Ce n’est pas leur style qui rend la collaboration différente, mais leurs personnalités. D’un rappeur à l’autre, tout peut changer également. Et c’est pareil lorsqu’il s’agit de personnalités aussi différentes que Kendrick Lamar et Kazu. Après, ça n’est pas un problème pour moi. Je sais que je peux m’adapter à tout. Le fait de ne pas trop forcer les choses en studio, de ne pas trop chercher à diriger les artistes, je pense que c’est une force. Ça permet aux choses de se faire d’elles-mêmes.

Dans une interview, tu disais ne pas être branché clubs. Tu penses que ta musique doit s’écouter dans quel endroit ?

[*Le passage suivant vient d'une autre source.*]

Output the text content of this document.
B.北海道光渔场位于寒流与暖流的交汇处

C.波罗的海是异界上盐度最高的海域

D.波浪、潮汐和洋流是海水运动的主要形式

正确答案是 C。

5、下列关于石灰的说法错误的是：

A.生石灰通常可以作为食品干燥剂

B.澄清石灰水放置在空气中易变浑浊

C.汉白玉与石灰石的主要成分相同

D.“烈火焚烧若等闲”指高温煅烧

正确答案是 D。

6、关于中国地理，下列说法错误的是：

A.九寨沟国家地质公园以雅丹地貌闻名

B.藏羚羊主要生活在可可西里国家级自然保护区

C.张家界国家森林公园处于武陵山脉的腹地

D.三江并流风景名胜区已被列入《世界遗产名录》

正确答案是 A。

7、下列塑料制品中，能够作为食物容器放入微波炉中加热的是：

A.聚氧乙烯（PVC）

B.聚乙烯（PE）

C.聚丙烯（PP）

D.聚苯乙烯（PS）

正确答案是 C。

Je ne sais pas où j’ai dis ça, mais il y a dû avoir une incompréhension… J’aime aller en club, surtout lorsque je suis à l’extérieur de Los Angeles. Ici, il y a peu d’endroits qui me font rêver, cette ville est surtout importante à mes yeux parce qu’elle permet à quiconque de disparaître facilement, de s’isoler et de plonger dans son propre monde… Mais pour revenir à ta question, je suis assez d’accord sur le fait que ma musique n’est pas spécialement destinée aux boîtes de nuit. Ni aux salles de concert, d’ailleurs : il y a beaucoup trop de distraction au sein de ces endroits. Ma musique, à l’inverse, est faite pour des lieux spécifiques, des lieux où on pourrait oublier qui on est et où les téléphones portables seraient interdits.


Maxime Delcourt est sur Noisey.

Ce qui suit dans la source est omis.